Sejumlah kabilah Arab tunduk dibawah kekuasaan mereka. Khalifah Abu Bakar As
Siddiq mengirimkan dua panglima untuk menundukan wilayah tersebut, yaitu Khalid
bin Walid dan Musanna bin Haritsah. Mereka mampu menguasai Hirah dan beberapa
kota lainnya, yaitu Anbar, Daumatul Jandal dan Fars. Peperangan ini dihentikan
setelah khalifah Abu Bakar As Siddiq memerintahkan Khalid bin Walid berangkat
menuju Suriah. Ia dierintahkan untuk membantu pasukan Muslim yang kesulitan
menghadapai pasukan Benzantium yang sangat besar. Kkomando pasukan kemudian
dipegang oleh Musanna bin Haritsah.
Kekaisaran Biantium menjadikan kota Damaskus, Suriah sebagai
pusat pemerintahan di wilayah Arab dan sekitarnya.

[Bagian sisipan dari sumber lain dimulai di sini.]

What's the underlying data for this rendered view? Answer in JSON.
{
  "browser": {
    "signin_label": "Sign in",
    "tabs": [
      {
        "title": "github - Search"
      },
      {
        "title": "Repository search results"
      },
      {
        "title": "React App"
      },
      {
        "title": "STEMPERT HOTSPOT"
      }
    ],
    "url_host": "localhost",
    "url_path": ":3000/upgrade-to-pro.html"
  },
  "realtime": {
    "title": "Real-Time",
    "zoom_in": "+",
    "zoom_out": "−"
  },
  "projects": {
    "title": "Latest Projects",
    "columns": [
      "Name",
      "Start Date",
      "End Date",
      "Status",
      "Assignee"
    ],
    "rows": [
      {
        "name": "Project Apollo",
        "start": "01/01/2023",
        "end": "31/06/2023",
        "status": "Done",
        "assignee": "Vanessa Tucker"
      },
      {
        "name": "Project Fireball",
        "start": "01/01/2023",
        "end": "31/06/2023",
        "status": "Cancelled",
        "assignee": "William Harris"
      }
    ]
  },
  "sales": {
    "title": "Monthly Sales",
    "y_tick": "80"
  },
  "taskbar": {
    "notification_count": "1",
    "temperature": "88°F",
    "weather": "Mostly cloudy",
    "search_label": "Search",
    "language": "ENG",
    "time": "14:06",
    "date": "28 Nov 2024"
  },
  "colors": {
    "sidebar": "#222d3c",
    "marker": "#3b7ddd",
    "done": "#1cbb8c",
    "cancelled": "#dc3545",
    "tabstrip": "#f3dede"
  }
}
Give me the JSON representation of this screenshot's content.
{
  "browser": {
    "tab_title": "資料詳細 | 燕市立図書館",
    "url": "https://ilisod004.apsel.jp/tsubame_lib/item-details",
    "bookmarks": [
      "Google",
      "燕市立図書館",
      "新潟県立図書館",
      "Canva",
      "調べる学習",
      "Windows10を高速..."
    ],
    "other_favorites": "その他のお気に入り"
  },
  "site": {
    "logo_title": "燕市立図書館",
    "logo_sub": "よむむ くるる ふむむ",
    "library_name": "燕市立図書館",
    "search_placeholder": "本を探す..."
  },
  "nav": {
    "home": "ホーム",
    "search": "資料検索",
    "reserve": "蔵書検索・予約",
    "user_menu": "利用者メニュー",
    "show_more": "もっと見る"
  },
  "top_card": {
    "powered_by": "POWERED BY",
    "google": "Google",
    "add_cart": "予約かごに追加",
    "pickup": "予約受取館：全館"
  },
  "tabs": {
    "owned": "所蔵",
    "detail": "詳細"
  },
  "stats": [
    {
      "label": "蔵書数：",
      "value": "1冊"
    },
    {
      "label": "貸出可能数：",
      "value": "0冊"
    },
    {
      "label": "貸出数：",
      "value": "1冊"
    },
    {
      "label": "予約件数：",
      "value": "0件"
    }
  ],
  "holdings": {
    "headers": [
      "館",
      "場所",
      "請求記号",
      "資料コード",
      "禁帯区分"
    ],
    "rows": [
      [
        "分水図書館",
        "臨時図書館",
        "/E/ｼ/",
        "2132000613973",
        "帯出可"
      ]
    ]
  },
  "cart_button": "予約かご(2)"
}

Untuk menghadapi kekaisaran Bizantium / romawi, Khalifah Abu
Bakar As Siddiq mengirimkan beberapa pasukan, yaitu :
a.
Pasukan Yazid bin Abu Sofyan ke Damaskus
b.
Pasukan Amru bin As ke Palestina
c.
Pasukan Syurahbil bin Hasanah ke Yordania
d.
Pasukan Abu Ubaidah bin Jarrah ke Hims
Pasukan Islam ketika itu berjumlah 18.000. adapun pasukan
Romawi berjumlah 240.000 orang. Menghadapi jumlah yang sangat besar itu pasukan
kaum muslimin mengalami kesulitan. Khalifah Abu Bakar As Siddiq segera
memerintahkan Khalid bin Walid berangkat menuju Syam. Khalid bin Walid
melakukan perjalanan bersejarah selama 18 hari melewati padang sahara yang
belum pernah dilewatinya. Ia segera bergabung dengan pasukan muslim yang ada di
sana.
Pertemputan akhirnya pecah di pinggir sungai Yarmuk. Oleh
karena itu perang ini disebut perang Yarmuk ketika perang tengah berkecamuk,
datanglah kabar bahwa Khalifah Abu Bakar As Siddiq meninggal dunia. Beliau
digantikan oleh Umar bin Khattab. Khalid bin Walid kemudian digantikan oleh Abu
Ubaidah bin Jarrah. Peperangan ini akhirnya dimenangkan oleh kaum muslim dan
menjadi kunci utama runtuhnya kekuasaan Bizantium di tanah Arab.
BAB III
KESIMPULAN
Nama asli beliau adalah Abdullah
Ibnu Abi Quhafah at Tamimi, di masa jahiliyah bernama Abdul Ka’bah. Setelah
masuk Islam, Nabi mengganti namanya menjadi Abdullah Abu Bakar. Namun
orang-orang memanggilnya Abu Bakar. Abu Bakar lahir pada 572 M di Mekkah. Abu Bakar tergolong dalam kelompok Assabiqun Al-Awwalun atau kelompok
orang yang mula-mula masuk ke dalam Islam. Ia berasal dari kalangan orang
dewasa yang pertama kali mempercayai dan mengimani Muhammad sebagai nabi dan
utusan Allah.
Pada masa kepemimpinan khalifah Abu
Bakar As-Siddiq memiliki beberapa kebijakan dan strategi
ketika memimpin negara, yaitu: :
1.
Memerangi kaum murtad
2.
Menyusun Kitab (Kodifikasi Al-Qur’an)
3.
Perluasan wilayah Islam
Setelah memimpin
umat Islam selama kurang lebih dua setengah tahun, Abu Bakar Ash-Shiddiq
mengembuskan nafas terakhir pada tanggal 23 Agustus
634 masehi, tepat pada usia 61 tahun di kota Madinah. Ia wafat karena sakit dan
dimakamkan di sebelah makam Rasulullah.